It’s a benign word we use for a lost object, gone without a trace. Something we most likely misplaced by accident. But when ‘disappeared’ describes another human being, it is no longer passive. It’s an act of violence—abduction, imprisonment, and often murder. People don’t simply get lost; they are ‘disappeared’ so that they’re never seen again.
For thousands upon thousands of families in Mexico, living without answers after a loved one was disappeared is their reality every day. But AJWS grantee Movement for Our Disappeared in Mexico is working to bring hope, closure and justice to these families.
More than 60,000 people have been disappeared in Mexico since the mid-2000s alone—often due to organized violent crime conducted with the complicity of the Mexican government. Drug cartels—largely in collaboration with local government officials, military and police—operate with impunity, murdering rivals and public citizens at will. Ordinary young people are also targeted as forced laborers to grow illicit crops, and many are disappeared or killed when they refuse to cooperate.
Marching for Justice
Movement for Our Disappeared in Mexico refuses to remain silent while brothers, sisters, mothers and fathers are stolen away—and they are finally making progress against this grave injustice. With support from AJWS, this human rights organization has organized more than 60 groups of families across Mexico, all of them looking for loved ones who have been disappeared.
And on August 30th, 2019, they took to the streets.
To mark International Day Against Forced Disappearances, Movement for Our Disappeared in Mexico and other organizations marched in Mexico City and 18 other cities across the country. Side-by-side with activists and family members of the disappeared, and bearing the signatures of more than 100,000 others, they told the Mexican government: more must be done to search for the missing and to investigate the disappearances and murders that have gone ignored for far too long.
AJWS was there in August to support this growing movement, and our photographer, Regina Lopez, captured the power of the march. Experience it yourself through this slideshow.

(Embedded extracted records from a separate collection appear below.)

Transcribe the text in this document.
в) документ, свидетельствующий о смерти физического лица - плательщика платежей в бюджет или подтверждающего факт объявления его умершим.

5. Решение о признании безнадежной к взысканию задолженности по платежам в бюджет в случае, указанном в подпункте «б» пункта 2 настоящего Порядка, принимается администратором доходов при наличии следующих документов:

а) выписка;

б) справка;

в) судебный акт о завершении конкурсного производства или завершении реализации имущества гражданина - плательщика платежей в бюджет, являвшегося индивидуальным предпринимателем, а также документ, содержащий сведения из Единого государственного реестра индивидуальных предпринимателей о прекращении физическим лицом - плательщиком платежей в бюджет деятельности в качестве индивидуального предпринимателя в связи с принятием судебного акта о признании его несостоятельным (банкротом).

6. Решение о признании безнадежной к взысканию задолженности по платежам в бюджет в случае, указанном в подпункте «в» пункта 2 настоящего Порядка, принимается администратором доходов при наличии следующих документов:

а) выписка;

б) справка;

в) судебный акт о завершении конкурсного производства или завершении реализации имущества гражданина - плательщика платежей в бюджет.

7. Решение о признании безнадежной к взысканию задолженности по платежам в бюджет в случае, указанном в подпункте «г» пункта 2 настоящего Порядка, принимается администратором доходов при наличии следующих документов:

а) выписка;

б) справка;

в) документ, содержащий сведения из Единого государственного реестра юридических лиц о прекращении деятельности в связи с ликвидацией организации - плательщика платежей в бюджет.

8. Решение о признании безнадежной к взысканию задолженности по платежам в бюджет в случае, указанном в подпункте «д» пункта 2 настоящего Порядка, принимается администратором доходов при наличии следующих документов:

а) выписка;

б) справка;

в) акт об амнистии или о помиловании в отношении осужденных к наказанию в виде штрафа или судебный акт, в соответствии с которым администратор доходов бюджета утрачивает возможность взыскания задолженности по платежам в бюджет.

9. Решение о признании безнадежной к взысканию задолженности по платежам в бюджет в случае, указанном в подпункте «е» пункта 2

Family members of disappeared people take to the streets in Mexico City on August 30, 2019, to deliver a petition signed by over 100,000 people to the government of Mexico demanding action and justice for their loved ones. Photos by Regina Lopez.
Signs of Progress
The people have spoken—and the Mexican government appears to be listening.
Responding to this mounting pressure from our grantees and the movement they’ve helped organize, in December, 2019, the Mexican government created a framework to take action to address the concerns of these families—including its intention to assemble a task force of forensic experts to help identify more than 26,000 bodies of disappeared people that have been held by local authorities across Mexico. This identification process will finally bring closure to thousands of families who have spent decades without answers. Though identifying the bodies will certainly be a tragic discovery for these families, it will allow them to grieve, and slowly begin to heal.
What’s more, in January 2020, the government rectified its severe under-reporting of the number of people who have been disappeared since Mexico’s military conflict began in 2006. Prior to December, official government figures hovered around 45,000, and today they admit that at least 61,637 people have suffered this fate.
The movement for justice for the disappeared experienced another sign of progress last fall, when, in September, 2019, the Mexican government publicly apologized to Martha Camacho, who was disappeared for 49 days in 1977. Martha—who is today a member of AJWS grantee Unión de Madres con Hijos De Desaparecidos de Sinaloa de los años 70´s—was 8 months pregnant when she was abducted and she gave birth in captivity. Her husband was also disappeared and is yet to be found. This video records the Mexican government’s apology—including their recognition of the role of the State in her disappearance and torture.
Momentum is building in the movement to demand justice and accountability. Mexican families are insisting that their disappeared loved ones be found, and their unfathomable losses acknowledged by the government. AJWS and our partner organizations will support them in this struggle—for as long as it takes until justice is achieved.
Justin Jacobs is a Senior Marketing and Storytelling Officer at AJWS.